Dernière question avant de te laisser dans ton verger et à tes occupations qui doivent être nombreuses. Si tes visiteurs ne doivent repartir qu’avec une seule chose de leur séjour, de leur passage chez toi, qu’est-ce que ce serait ?

L’échelle humaine. L’échelle humaine de vraiment profiter du moment présent, d’être dans un verger, de cueillir des pommes en toute tranquillité. On est, comme je vous disais, un petit verger. On s’organise pour qu’il n’y ait pas trop de gens en même temps dans le verger. On veut qu’ils vivent une expérience, vraiment.
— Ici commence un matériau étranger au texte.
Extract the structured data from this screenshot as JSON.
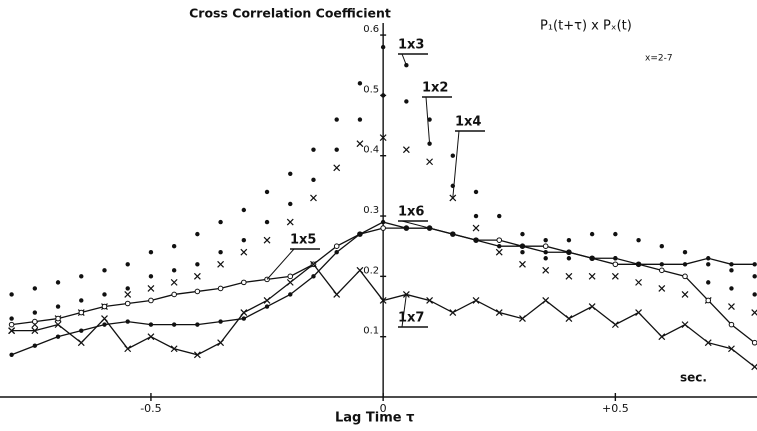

Donc la quiétude, la paix, et puis la connexion avec la nature, notre rucher, les poules pondeuses qu’on a dans le verger, les poules en pâturage. Oui, juste la quiétude de la nature.

Voilà, encore une belle adresse, comme on les aime, à découvrir au Québec. On vous invite évidemment à passer au Verger de Hudson Bio.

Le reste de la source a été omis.